January 11, 2016 4:30 PM EST

BRENTWOOD, Tenn.--(BUSINESS WIRE)-- LifePoint Health, Inc. (NASDAQ: LPNT) today announced that it is reaffirming its previously issued guidance for 2015 Net Revenue, Adjusted EBITDA and Adjusted Diluted EPS. For the full-year of 2015, Estimated Net Revenue is expected to be in a range of $5.15 billion to $5.25 billion, Estimated Adjusted EBITDA is expected to be in a range of $695 million to $720 million and Estimated Adjusted Diluted EPS is expected to be in a range of $3.75 to $4.06. Updated same-hospital equivalent admissions growth for 2015 is now expected to be in a range of 1.0% to 2.0%. The Company anticipates reporting its results of operations for the fourth quarter and full-year of 2015 and guidance for 2016 on February 12, 2016.

Guidance includes the estimated impact of all acquisitions closed with an effective date on or before December 31, 2015. Additionally, guidance excludes, if applicable, items that are non-operational in nature, including items such as, but not limited to, gains or losses on sales or purchases of hospitals and business, impairments of long-lived assets and share repurchases, if any. This guidance is also subject to certain risks including those as set forth in the Company’s “Important Legal Information.”
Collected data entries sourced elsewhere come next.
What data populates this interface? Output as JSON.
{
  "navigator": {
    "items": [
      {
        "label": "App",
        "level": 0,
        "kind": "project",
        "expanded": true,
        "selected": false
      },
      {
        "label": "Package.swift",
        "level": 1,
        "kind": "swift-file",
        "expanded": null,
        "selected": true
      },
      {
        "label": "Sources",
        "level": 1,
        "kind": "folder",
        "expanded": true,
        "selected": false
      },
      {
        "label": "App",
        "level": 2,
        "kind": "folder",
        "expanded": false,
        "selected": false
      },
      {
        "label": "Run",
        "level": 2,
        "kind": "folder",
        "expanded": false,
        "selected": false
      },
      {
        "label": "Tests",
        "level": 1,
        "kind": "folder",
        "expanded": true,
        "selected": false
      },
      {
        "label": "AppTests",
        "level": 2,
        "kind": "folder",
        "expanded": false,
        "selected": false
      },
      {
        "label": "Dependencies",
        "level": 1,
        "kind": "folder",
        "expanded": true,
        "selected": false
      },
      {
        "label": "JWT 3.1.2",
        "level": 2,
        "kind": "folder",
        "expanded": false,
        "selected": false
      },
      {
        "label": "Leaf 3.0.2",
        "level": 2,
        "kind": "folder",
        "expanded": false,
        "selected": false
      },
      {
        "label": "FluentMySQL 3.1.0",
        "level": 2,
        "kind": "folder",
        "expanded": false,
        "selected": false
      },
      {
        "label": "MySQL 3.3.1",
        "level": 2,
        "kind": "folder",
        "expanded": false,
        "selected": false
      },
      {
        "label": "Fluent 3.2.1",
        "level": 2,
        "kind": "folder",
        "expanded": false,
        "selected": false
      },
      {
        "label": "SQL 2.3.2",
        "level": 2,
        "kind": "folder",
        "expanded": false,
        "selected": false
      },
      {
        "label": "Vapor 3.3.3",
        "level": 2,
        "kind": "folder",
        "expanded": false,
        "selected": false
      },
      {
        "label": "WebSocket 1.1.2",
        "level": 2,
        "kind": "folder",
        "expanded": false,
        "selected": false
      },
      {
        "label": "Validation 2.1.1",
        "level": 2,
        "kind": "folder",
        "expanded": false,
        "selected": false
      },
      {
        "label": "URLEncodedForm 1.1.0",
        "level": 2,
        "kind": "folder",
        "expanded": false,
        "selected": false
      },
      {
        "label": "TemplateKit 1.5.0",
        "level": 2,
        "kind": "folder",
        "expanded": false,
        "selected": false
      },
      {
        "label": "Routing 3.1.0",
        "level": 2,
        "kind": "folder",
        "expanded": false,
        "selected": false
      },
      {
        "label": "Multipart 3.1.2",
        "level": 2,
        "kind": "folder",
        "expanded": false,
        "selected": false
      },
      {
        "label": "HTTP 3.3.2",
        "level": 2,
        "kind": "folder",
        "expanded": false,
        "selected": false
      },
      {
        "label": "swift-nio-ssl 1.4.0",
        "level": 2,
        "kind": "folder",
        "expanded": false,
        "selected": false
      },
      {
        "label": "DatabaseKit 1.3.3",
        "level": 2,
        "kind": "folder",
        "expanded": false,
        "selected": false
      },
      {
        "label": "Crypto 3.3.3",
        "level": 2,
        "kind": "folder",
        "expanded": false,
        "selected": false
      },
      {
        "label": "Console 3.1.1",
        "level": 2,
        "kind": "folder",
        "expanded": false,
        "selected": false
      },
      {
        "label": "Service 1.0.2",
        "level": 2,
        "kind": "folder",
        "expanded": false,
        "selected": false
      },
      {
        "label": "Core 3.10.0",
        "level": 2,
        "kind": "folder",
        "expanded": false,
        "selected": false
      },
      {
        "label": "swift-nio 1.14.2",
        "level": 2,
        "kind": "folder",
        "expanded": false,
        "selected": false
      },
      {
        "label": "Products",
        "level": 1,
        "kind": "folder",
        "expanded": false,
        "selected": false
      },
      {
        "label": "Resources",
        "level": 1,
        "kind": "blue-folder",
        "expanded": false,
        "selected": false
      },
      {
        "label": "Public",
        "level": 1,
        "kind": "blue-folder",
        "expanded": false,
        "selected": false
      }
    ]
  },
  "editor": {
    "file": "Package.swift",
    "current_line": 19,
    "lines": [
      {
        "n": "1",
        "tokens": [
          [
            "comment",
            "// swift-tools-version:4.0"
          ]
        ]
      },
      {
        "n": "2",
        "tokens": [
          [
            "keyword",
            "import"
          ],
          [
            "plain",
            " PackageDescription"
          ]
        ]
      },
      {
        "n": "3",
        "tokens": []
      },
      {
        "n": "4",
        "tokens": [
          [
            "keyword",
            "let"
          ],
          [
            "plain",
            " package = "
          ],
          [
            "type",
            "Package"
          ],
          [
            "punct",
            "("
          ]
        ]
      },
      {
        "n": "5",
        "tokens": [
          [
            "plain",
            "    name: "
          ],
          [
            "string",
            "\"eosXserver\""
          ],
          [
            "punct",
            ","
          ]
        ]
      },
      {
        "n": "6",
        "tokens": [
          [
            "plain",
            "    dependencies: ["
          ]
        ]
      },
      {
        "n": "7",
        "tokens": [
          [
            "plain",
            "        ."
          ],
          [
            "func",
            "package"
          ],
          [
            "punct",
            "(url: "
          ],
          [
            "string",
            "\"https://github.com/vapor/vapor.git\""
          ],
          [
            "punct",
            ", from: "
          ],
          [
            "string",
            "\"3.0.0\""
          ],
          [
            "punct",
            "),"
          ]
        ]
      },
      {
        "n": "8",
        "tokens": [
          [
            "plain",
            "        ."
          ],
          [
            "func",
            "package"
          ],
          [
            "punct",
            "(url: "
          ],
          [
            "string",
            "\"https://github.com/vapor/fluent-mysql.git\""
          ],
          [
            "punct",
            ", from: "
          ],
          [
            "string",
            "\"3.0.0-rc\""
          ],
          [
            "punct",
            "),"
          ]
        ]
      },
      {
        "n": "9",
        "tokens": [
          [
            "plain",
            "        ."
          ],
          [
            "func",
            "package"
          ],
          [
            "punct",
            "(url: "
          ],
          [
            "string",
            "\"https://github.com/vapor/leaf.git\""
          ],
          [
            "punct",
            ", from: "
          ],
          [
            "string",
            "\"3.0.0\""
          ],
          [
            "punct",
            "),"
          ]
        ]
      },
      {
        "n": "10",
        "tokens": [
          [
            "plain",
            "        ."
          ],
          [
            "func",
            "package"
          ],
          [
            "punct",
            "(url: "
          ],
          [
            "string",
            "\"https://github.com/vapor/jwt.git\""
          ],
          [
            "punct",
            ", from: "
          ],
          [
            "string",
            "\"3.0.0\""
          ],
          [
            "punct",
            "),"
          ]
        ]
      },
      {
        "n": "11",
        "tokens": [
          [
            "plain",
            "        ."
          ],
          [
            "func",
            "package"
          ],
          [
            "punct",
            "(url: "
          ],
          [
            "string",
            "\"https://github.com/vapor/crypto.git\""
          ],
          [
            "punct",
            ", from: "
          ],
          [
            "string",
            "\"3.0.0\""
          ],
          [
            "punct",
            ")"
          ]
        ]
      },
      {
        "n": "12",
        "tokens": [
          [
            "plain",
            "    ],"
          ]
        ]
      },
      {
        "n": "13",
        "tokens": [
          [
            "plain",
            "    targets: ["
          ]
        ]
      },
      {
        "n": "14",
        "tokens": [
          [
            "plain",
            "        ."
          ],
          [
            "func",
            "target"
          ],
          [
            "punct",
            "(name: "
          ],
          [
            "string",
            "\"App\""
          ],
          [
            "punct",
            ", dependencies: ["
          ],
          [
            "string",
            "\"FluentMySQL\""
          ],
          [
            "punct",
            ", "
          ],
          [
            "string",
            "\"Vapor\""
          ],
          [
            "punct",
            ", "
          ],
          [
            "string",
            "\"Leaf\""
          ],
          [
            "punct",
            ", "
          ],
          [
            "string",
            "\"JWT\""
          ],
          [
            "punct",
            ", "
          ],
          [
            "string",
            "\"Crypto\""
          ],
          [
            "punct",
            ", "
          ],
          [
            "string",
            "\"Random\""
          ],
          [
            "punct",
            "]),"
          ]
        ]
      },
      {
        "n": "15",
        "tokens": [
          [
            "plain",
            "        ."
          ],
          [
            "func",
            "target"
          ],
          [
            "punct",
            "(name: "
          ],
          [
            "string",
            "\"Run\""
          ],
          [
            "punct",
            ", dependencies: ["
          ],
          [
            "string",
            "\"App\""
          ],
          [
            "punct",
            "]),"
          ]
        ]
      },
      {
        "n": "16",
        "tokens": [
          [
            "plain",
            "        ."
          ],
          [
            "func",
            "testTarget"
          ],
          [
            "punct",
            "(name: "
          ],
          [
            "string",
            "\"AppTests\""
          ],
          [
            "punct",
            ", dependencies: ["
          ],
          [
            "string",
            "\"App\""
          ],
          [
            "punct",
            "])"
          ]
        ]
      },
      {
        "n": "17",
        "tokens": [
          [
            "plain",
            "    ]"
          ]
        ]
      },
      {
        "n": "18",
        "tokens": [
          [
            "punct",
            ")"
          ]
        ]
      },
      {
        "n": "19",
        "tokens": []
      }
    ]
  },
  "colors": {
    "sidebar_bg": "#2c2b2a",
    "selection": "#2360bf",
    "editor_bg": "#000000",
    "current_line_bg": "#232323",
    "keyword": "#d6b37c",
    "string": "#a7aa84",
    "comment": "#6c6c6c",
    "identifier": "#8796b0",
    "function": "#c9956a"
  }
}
The Company is scheduled to present on Monday, January 11, 2016, at 3:00 p.m. Pacific Standard Time at the J.P. Morgan Healthcare Conference being held at the Westin St. Francis Hotel in San Francisco, California. A link to the live audio webcast is available and copies of the related presentation materials will be available on line at www.lifepointhealth.net/investor-relations.

LifePoint Health (NASDAQ: LPNT) is a leading healthcare company dedicated to Making Communities Healthier®. Through its subsidiaries, it provides quality inpatient, outpatient and post-acute services close to home. LifePoint owns and operates community hospitals, regional health systems, physician practices, outpatient centers, and post-acute facilities in 21 states. It is the sole community healthcare provider in the majority of the non-urban communities it serves. More information about the Company can be found at www.LifePointHealth.net. All references to “LifePoint,” “LifePoint Health” or the “Company” used in this release refer to LifePoint Health, Inc. or its affiliates.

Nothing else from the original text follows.